Elizabeth Barrett Browning's Sonnets from the Portuguese remains her most widely anthologized and studied work. It features 44 sonnets, all of which are framed in the Petrarchan (Italian) form.

The theme of the series explores the development of the budding love relationship between Elizabeth and the man who would become her husband, Robert Browning. As the relationship continues to flower, Elizabeth becomes skeptical about whether it would endure. She muses on examines her insecurities in this series of poems.

The Petrarchan Sonnet Form

The Petrarchan, also known as Italian, sonnet displays in an octave of eight lines and a sestet of six lines. The octave features two quatrains (four lines), and the sestet contains two tercets (three lines).

The traditional rime scheme of the Petrarchan sonnet is ABBAABBA in the octave and CDCDCD in the sestet. Sometimes poets will vary the sestet rime scheme from CDCDCD to CDECDE. Barrett Browning never veered from the rime scheme ABBAABBACDCDCD, which is a remarkable restriction imposed on herself for the duration of 44 sonnets.

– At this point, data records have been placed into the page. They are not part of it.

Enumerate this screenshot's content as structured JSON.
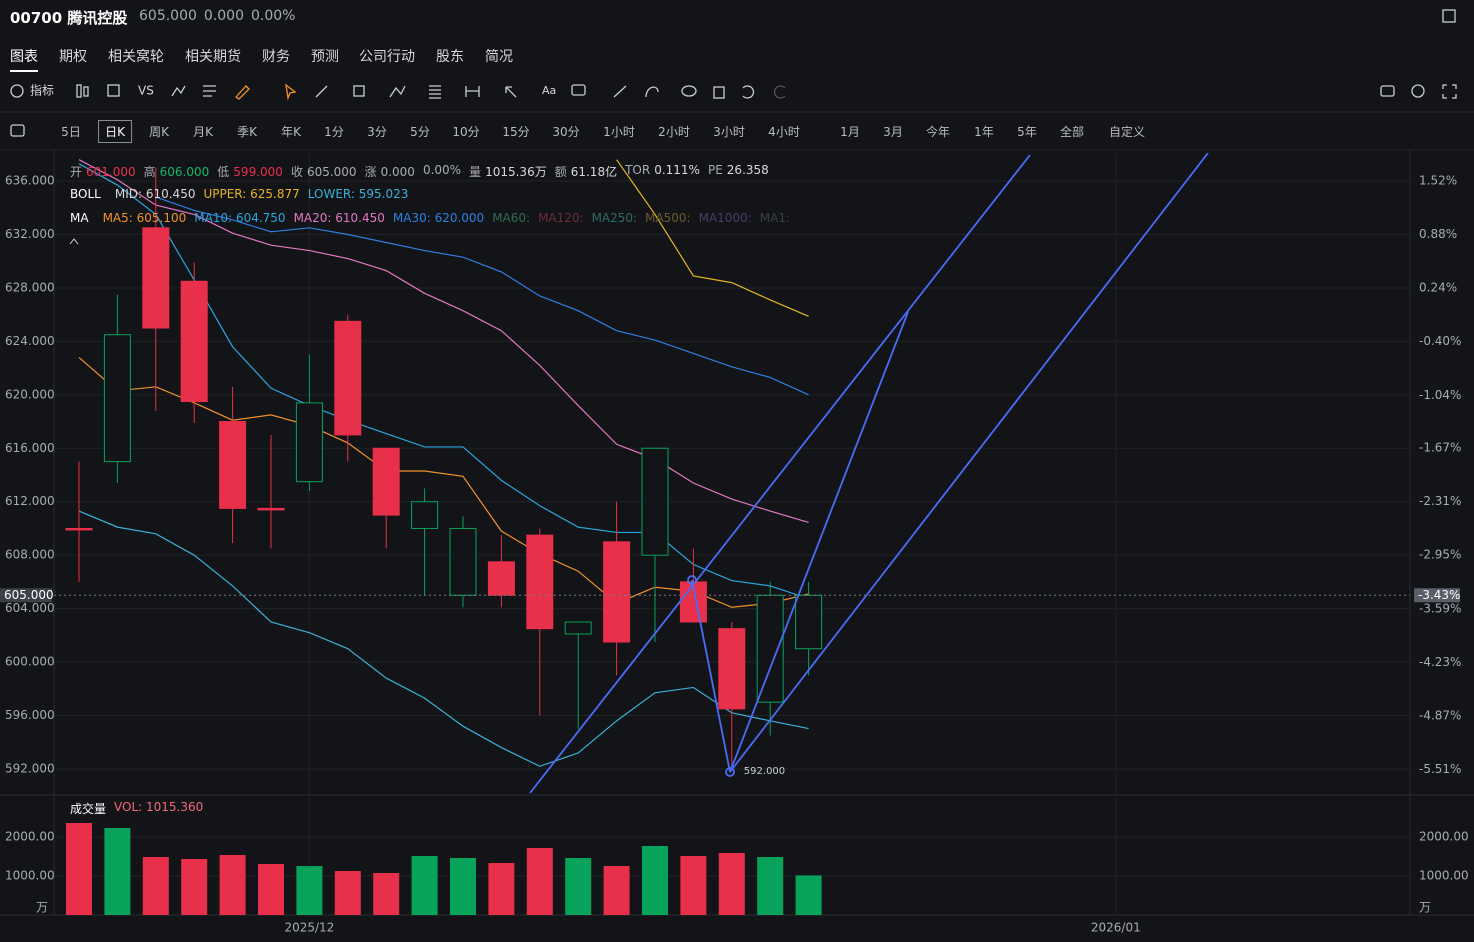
{
  "header": {
    "symbol": "00700 腾讯控股",
    "price": "605.000",
    "change": "0.000",
    "change_pct": "0.00%"
  },
  "tabs": [
    "图表",
    "期权",
    "相关窝轮",
    "相关期货",
    "财务",
    "预测",
    "公司行动",
    "股东",
    "简况"
  ],
  "toolbar": {
    "indicator": "指标",
    "compare": "VS",
    "text": "Aa"
  },
  "periods": [
    "5日",
    "日K",
    "周K",
    "月K",
    "季K",
    "年K",
    "1分",
    "3分",
    "5分",
    "10分",
    "15分",
    "30分",
    "1小时",
    "2小时",
    "3小时",
    "4小时"
  ],
  "ranges": [
    "1月",
    "3月",
    "今年",
    "1年",
    "5年",
    "全部",
    "自定义"
  ],
  "quote_row": [
    {
      "label": "开",
      "value": "601.000",
      "color": "#e8304a"
    },
    {
      "label": "高",
      "value": "606.000",
      "color": "#12b866"
    },
    {
      "label": "低",
      "value": "599.000",
      "color": "#e8304a"
    },
    {
      "label": "收",
      "value": "605.000",
      "color": "#a8abb3"
    },
    {
      "label": "涨",
      "value": "0.000",
      "color": "#a8abb3"
    },
    {
      "label": "",
      "value": "0.00%",
      "color": "#a8abb3"
    },
    {
      "label": "量",
      "value": "1015.36万",
      "color": "#d6d8de"
    },
    {
      "label": "额",
      "value": "61.18亿",
      "color": "#d6d8de"
    },
    {
      "label": "TOR",
      "value": "0.111%",
      "color": "#d6d8de"
    },
    {
      "label": "PE",
      "value": "26.358",
      "color": "#d6d8de"
    }
  ],
  "chart_data": {
    "type": "candlestick",
    "up_color": "#07a35a",
    "down_color": "#e8304a",
    "open": [
      610,
      615,
      632.5,
      628.5,
      618,
      611.5,
      613.5,
      625.5,
      616,
      610,
      605,
      607.5,
      609.5,
      602.1,
      609,
      608,
      606,
      602.5,
      597,
      601
    ],
    "high": [
      615,
      627.5,
      637,
      629.9,
      620.6,
      617,
      623,
      626,
      616,
      613,
      610.9,
      609.5,
      610,
      603,
      612,
      616,
      608.5,
      603,
      606,
      606
    ],
    "low": [
      606,
      613.4,
      618.8,
      617.9,
      608.9,
      608.5,
      612.8,
      615,
      608.5,
      605,
      604.1,
      604.1,
      596,
      595,
      599,
      601.5,
      603,
      592,
      594.5,
      599
    ],
    "close": [
      610,
      624.5,
      625,
      619.5,
      611.5,
      611.5,
      619.4,
      617,
      611,
      612,
      610,
      605,
      602.5,
      603,
      601.5,
      616,
      603,
      596.5,
      605,
      605
    ],
    "ylim": [
      590.2,
      637.95
    ],
    "yticks": [
      {
        "value": 636,
        "label": "636.000"
      },
      {
        "value": 632,
        "label": "632.000"
      },
      {
        "value": 628,
        "label": "628.000"
      },
      {
        "value": 624,
        "label": "624.000"
      },
      {
        "value": 620,
        "label": "620.000"
      },
      {
        "value": 616,
        "label": "616.000"
      },
      {
        "value": 612,
        "label": "612.000"
      },
      {
        "value": 608,
        "label": "608.000"
      },
      {
        "value": 604,
        "label": "604.000"
      },
      {
        "value": 600,
        "label": "600.000"
      },
      {
        "value": 596,
        "label": "596.000"
      },
      {
        "value": 592,
        "label": "592.000"
      }
    ],
    "y2lim": [
      -5.79,
      1.83
    ],
    "y2ticks": [
      {
        "value": 1.52,
        "label": "1.52%"
      },
      {
        "value": 0.88,
        "label": "0.88%"
      },
      {
        "value": 0.24,
        "label": "0.24%"
      },
      {
        "value": -0.4,
        "label": "-0.40%"
      },
      {
        "value": -1.04,
        "label": "-1.04%"
      },
      {
        "value": -1.67,
        "label": "-1.67%"
      },
      {
        "value": -2.31,
        "label": "-2.31%"
      },
      {
        "value": -2.95,
        "label": "-2.95%"
      },
      {
        "value": -3.59,
        "label": "-3.59%"
      },
      {
        "value": -4.23,
        "label": "-4.23%"
      },
      {
        "value": -4.87,
        "label": "-4.87%"
      },
      {
        "value": -5.51,
        "label": "-5.51%"
      }
    ],
    "xticks": [
      {
        "value": 6,
        "label": "2025/12"
      },
      {
        "value": 27,
        "label": "2026/01"
      }
    ],
    "grid": true,
    "ma_title": "MA",
    "series": [
      {
        "label": "MA5: 605.100",
        "color": "#f0922b",
        "values": [
          622.8,
          620.3,
          620.6,
          619.4,
          618.1,
          618.5,
          617.7,
          616.4,
          614.3,
          614.3,
          613.9,
          609.8,
          608.1,
          606.8,
          604.4,
          605.6,
          605.3,
          604.1,
          604.4,
          605.1
        ]
      },
      {
        "label": "MA10: 604.750",
        "color": "#29a6df",
        "values": [
          637.3,
          635.7,
          633.5,
          628.6,
          623.6,
          620.5,
          619.2,
          618.1,
          617.1,
          616.1,
          616.1,
          613.6,
          611.7,
          610.1,
          609.7,
          609.7,
          607.3,
          606.1,
          605.7,
          604.75
        ]
      },
      {
        "label": "MA20: 610.450",
        "color": "#e377c2",
        "values": [
          637.6,
          636.1,
          634.2,
          633.5,
          632.1,
          631.2,
          630.8,
          630.2,
          629.3,
          627.6,
          626.3,
          624.8,
          622.2,
          619.2,
          616.3,
          615.2,
          613.4,
          612.2,
          611.3,
          610.45
        ]
      },
      {
        "label": "MA30: 620.000",
        "color": "#2f7fe0",
        "values": [
          null,
          null,
          634.8,
          633.8,
          633.1,
          632.2,
          632.5,
          632.0,
          631.4,
          630.8,
          630.3,
          629.2,
          627.4,
          626.3,
          624.8,
          624.1,
          623.1,
          622.1,
          621.3,
          620.0
        ]
      }
    ],
    "ma_inactive": [
      {
        "label": "MA60:",
        "color": "#2f6b4f"
      },
      {
        "label": "MA120:",
        "color": "#6b2f3c"
      },
      {
        "label": "MA250:",
        "color": "#2f6b66"
      },
      {
        "label": "MA500:",
        "color": "#6b5a2f"
      },
      {
        "label": "MA1000:",
        "color": "#4b3a6b"
      },
      {
        "label": "MA1:",
        "color": "#3a3d48"
      }
    ],
    "boll": {
      "title": "BOLL",
      "mid_label": "MID: 610.450",
      "series": [
        {
          "label": "UPPER: 625.877",
          "color": "#e6b422",
          "values": [
            null,
            null,
            null,
            null,
            null,
            null,
            null,
            null,
            null,
            null,
            null,
            null,
            null,
            null,
            637.6,
            633.5,
            628.9,
            628.4,
            627.1,
            625.877
          ]
        },
        {
          "label": "LOWER: 595.023",
          "color": "#3bb0d8",
          "values": [
            611.3,
            610.1,
            609.6,
            608.0,
            605.7,
            603.0,
            602.2,
            601.0,
            598.8,
            597.3,
            595.2,
            593.6,
            592.2,
            593.2,
            595.6,
            597.7,
            598.1,
            596.2,
            595.6,
            595.023
          ]
        }
      ]
    },
    "price_line": {
      "value": 605,
      "label": "605.000",
      "pct": "-3.43%"
    },
    "low_annotation": "592.000",
    "volume": {
      "title": "成交量",
      "label": "VOL: 1015.360",
      "unit": "万",
      "values": [
        2359,
        2231,
        1487,
        1436,
        1538,
        1308,
        1256,
        1128,
        1077,
        1513,
        1462,
        1333,
        1718,
        1462,
        1256,
        1769,
        1513,
        1590,
        1487,
        1015.36
      ],
      "ylim": [
        0,
        3026
      ],
      "yticks": [
        {
          "value": 2000,
          "label": "2000.00"
        },
        {
          "value": 1000,
          "label": "1000.00"
        }
      ]
    }
  }
}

(Please note: The spelling, "rhyme," was introduced into English by Dr. Samuel Johnson through an etymological error. For my explanation for using only the original form, please see "Rime vs Rhyme: An Unfortunate Error.")

Sectioning the sonnet into its quatrains and sestets is useful to the commentarian, whose job is to study the sections in order to elucidate meaning for readers unaccustomed to reading poems. The exact form of all of Elizabeth Barrett Browning's 44 sonnets, nevertheless, consists of only one actual stanza; segmenting them is for commentarian purposes primarily.

A Passionate, Inspirational Love Story

Elizabeth Barrett Browning’s sonnets begin with a marvelously fantastic open scope for discovery in the life of one who has a penchant for melancholy. One can imagine the change in environment and atmosphere from beginning with the somber thought that death may be one's only immediate consort and then gradually learning that, no, not death, but love is on one's horizon.

These 44 sonnets feature a journey to lasting love that the speaker is seeking—love that all sentient beings crave in their lives! Elizabeth Barrett Browning’s journey to accepting the love that Robert Browning offered remains one the most passionate and inspirational love stories of all time.